- Kulanada Location in Kerala, India Kulanada Kulanada (India)
- Coordinates: 9°14′0″N 76°40′0″E﻿ / ﻿9.23333°N 76.66667°E
- Country: India
- State: Kerala
- District: Pathanamthitta

Government
- • Type: Grama Panchayat
- • Panchayat President: Paul Rajan (CPI(M))

Area
- • Total: 21.57 km^{2} (8.33 sq mi)

Population (2011)
- • Total: 23,655
- • Density: 1,097/km^{2} (2,840/sq mi)

Languages
- • Official: Malayalam, English
- Time zone: UTC+5:30 (IST)
- PIN: 689503
- Telephone code: 04734 26 & 04734 20
- Vehicle registration: KL-03
- Nearest city: Pandalam
- Literacy: 100%
- Lok Sabha constituency: Pathanamthitta
- Climate: Good (Köppen)

= Kulanada =

Kulanada is a village in the district of Pathanamthitta, bordering with Alappuzha district in Kerala state within India. Kulanada assumed its name from the combination of words "Kulam" and "Nada". Kulam meaning pond and Nada meaning the temple where the king of Pandalam worshiped.

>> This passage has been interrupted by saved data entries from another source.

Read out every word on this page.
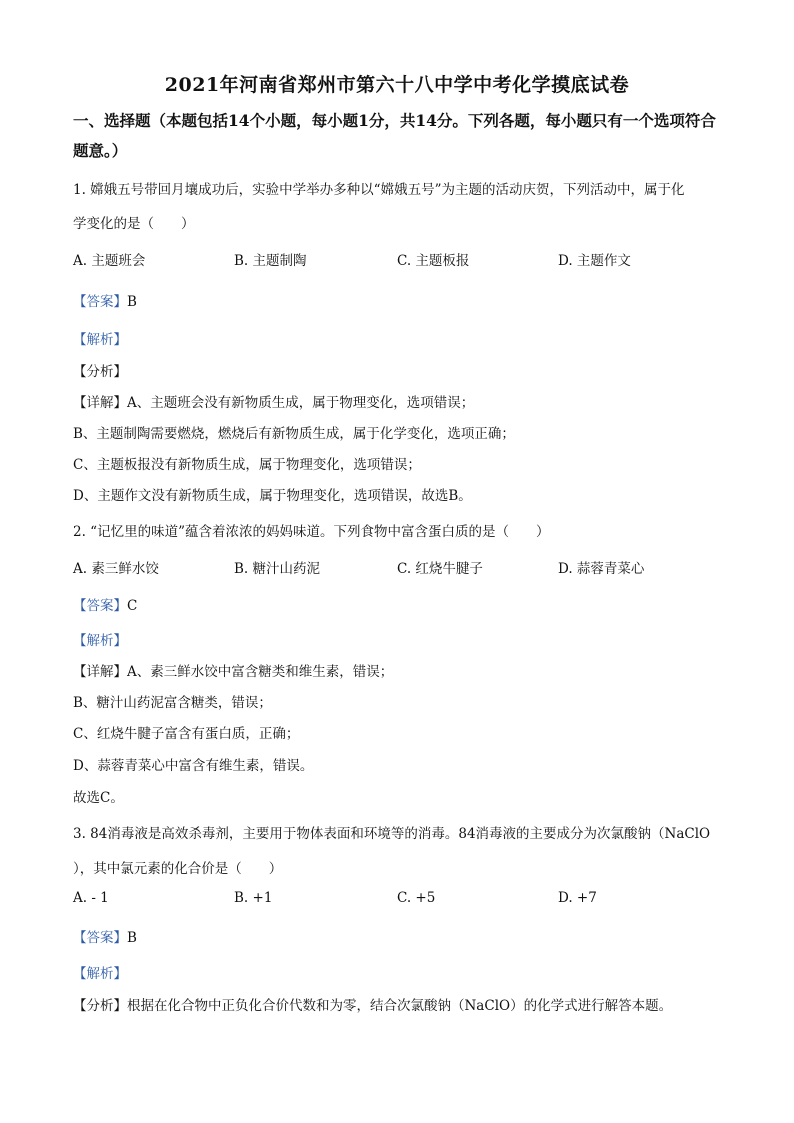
2021年河南省郑州市第六十八中学中考化学摸底试卷
一、选择题（本题包括14个小题，每小题1分，共14分。下列各题，每小题只有一个选项符合题意。）
1. 嫦娥五号带回月壤成功后，实验中学举办多种以“嫦娥五号”为主题的活动庆贺，下列活动中，属于化
学变化的是（　　）
A. 主题班会	B. 主题制陶	C. 主题板报	D. 主题作文
【答案】B
【解析】
【分析】
【详解】A、主题班会没有新物质生成，属于物理变化，选项错误；
B、主题制陶需要燃烧，燃烧后有新物质生成，属于化学变化，选项正确；
C、主题板报没有新物质生成，属于物理变化，选项错误；
D、主题作文没有新物质生成，属于物理变化，选项错误，故选B。
2. “记忆里的味道”蕴含着浓浓的妈妈味道。下列食物中富含蛋白质的是（　　）
A. 素三鲜水饺	B. 糖汁山药泥	C. 红烧牛腱子	D. 蒜蓉青菜心
【答案】C
【解析】
【详解】A、素三鲜水饺中富含糖类和维生素，错误；
B、糖汁山药泥富含糖类，错误；
C、红烧牛腱子富含有蛋白质，正确；
D、蒜蓉青菜心中富含有维生素，错误。
故选C。
3. 84消毒液是高效杀毒剂，主要用于物体表面和环境等的消毒。84消毒液的主要成分为次氯酸钠（NaClO
），其中氯元素的化合价是（　　）
A. - 1	B. +1	C. +5	D. +7
【答案】B
【解析】
【分析】根据在化合物中正负化合价代数和为零，结合次氯酸钠（NaClO）的化学式进行解答本题。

The Kulanada village has population of 21,217 of which 9777 are males while 11440 are females as per Population Census 2011.
LDF is the current ruling party in Kulanada Panchayath and Paul Rajan is the newly elected president of panchayath.
Malayalam is the Local Language spoken here.

==Location==
Nearby places are Pandalam, Omalloor and Aranmula. The temple which is famous for Uri Vazhipadu, Ulanadu Sreekrishna Swami Temple is located in Kulanada village. The closest railway station is Chengannur (13 KM). Close Airports are Thiruvananthapuram (approximately 110 KM) or Cochin (approximately 140 KM).

==Eminent personalities==
- Benyamin renowned Malayalam language novelist and screenwriter
- P. K. Manthri prominent cartoonist, known for his famous caricature characters Pachu and Kovalan
- Titto P Thankachen: A well-known Malayalam film lyricist.
- Akash Akhilesh: Founder of Kerala’s first eco-friendly brand, Green Lover and Indian Book of Records holder for launching a startup at 19.

==Schools==
- Grama Panchayath Higher Secondary school, Kulanada
- Govt. L.P. School, Kulanada
- Shishuvihar, Ulanadu
- GiriDeepam L.P School, R.R.U.P School, Paivazhi
- Govt. U.P. School, Manthuka
- Y.M.C.A KG Pre-School
- M.S.L.P School Ulanadu
- R.R.U.P. School, Paivazhi
- St. John's U.P School Ulanadu
- Prathiksha Buds Rehabilitation Center, Ulanadu

==Temples==
- Kulanada Devi Temple
- Kaipuzha Sree Krishna Swami Temple
- Pulikkunnil Sree Dharmma Sastha Temple
- Gurunathanmukadi Sri Ayyappaguru
- Ullannur SreeBhadraDevi Temple
- Ulanadu Sree Krishna Swami Temple
- Thumpamon Sree Vadakkunadha Temple
- Thumpinadi Malankaavu Siva Parvathi Temple.

==Churches==
- St. Mary's Orthodox Valiyapally, Ullannur (Orthodox Church, Chengannur Diocese)
- St. Thomas Orthodox Church, Manthalir
- St. John's Orthodox Church, Ulanadu
- St. Peters Jacobite Syrian Orthodox Chapel, Kulanada
- St. George Orthodox Chapel, Kulanada
- St. Thomas Jacobite Syrian Orthodox Cathedral, Manthalir (Manthuka) *St.Joseph Malanakara Catholic Church Manthuka
- St. Jude's Church (Syrian Catholic)
- St. John's Marthoma Church, Kaipuzha, Puthuvakkal
- The Pentecostal mission church, Kulanada
- The India Pentecostal Church of God, Kulanada
- Assemblies of God Church, Kulanada.